Allah Swt. berfirman:
"Dan janganlah kamu berputus asa dari rahmat Allah. Sesungguhnya tidaklah berputus asa dari rahmat Allah, melainkan kaum yang kafir." (TQS. Yusuf: 87)
Patutlah menjadi renungan bagi orang beriman untuk tidak mudah berputus asa, jangan sampai menjadi jiwa-jiwa yang kerdil tetapi jadilah jiwa-jiwa yang besar dan elegan dalam menyelesaikan masalah. Kita semua memahami ada kehidupan abadi setelah kematian.
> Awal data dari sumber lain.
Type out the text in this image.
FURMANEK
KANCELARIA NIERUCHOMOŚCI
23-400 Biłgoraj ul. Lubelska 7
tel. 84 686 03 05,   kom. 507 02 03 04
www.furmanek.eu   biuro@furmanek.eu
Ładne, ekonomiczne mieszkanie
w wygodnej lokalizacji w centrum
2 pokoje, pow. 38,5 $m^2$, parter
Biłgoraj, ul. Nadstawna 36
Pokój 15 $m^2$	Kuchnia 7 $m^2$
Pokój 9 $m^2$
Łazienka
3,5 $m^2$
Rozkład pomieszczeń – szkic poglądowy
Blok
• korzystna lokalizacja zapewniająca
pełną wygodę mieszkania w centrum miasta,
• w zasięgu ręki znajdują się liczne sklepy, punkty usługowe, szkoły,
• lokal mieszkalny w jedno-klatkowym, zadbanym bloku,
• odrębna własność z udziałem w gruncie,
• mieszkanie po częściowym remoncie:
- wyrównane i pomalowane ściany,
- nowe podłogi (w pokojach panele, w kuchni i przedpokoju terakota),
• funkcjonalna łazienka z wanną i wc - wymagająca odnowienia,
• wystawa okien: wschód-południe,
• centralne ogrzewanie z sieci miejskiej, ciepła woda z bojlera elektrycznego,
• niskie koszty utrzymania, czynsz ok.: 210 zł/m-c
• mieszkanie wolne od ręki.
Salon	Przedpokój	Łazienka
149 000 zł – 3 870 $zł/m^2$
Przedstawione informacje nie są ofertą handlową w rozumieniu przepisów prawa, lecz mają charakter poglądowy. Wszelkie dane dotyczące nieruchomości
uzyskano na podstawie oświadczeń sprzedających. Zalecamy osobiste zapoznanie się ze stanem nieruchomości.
Maka kehidupan dunia hari ini adalah wadah penentu untuk mengumpulkan sebanyak-banyaknya amal saleh, menjalani kehidupan dengan optimis, husnuzan, dan meyakini sepenuhnya akan qada-Nya (ketetapan).
Sungguh mulia iman mukmin sejati, seluruh perkara dalam kehidupannya bernilai positif dan berharga. Jika ia mendapatkan kebaikan dan kemudahan, maka ia akan bersyukur. Pun bila musibah menimpa, ia akan meluaskan rasa sabarnya.
Seorang ulama Al-Nabbi menuturkan bait-bait indah dalam syair yang berbunyi:
"Waktu telah menyiramiku dengan berbagai kesulitan sehingga panah-panah yang menancap di kepalaku menjadi pelindung, kalau sekarang aku tertembak sebatang panah, mata panahnya akan masuk membelah panah lainnya. Sekarang aku hidup tanpa peduli dengan kesulitan, karena aku tak mendapat manfaat apa pun dengan memedulikannya."
Sejatinya, sunatullah manusia bergandengan dengan masalah. Selesai satu masalah akan berhadapan dengan yang baru, begitu seterusnya. Allah Swt. hadirkan semata-mata untuk menguji keimanan hamba-Nya. Dengan cara apa menyelesaikannya? Dan ini adalah pilihan. Semoga kita senantiasa diberikan kemampuan memilih perkara yang baik dan benar sesuai perintah Allah Swt. dalam menyelesaikan setiap masalah, sehingga terhindar dari perbuatan yang bisa merugikan diri sendiri maupun orang lain. Wallahu a'lam.[]
Menyayangi diri sendiri termasuk bentuk syukur kepada Allah.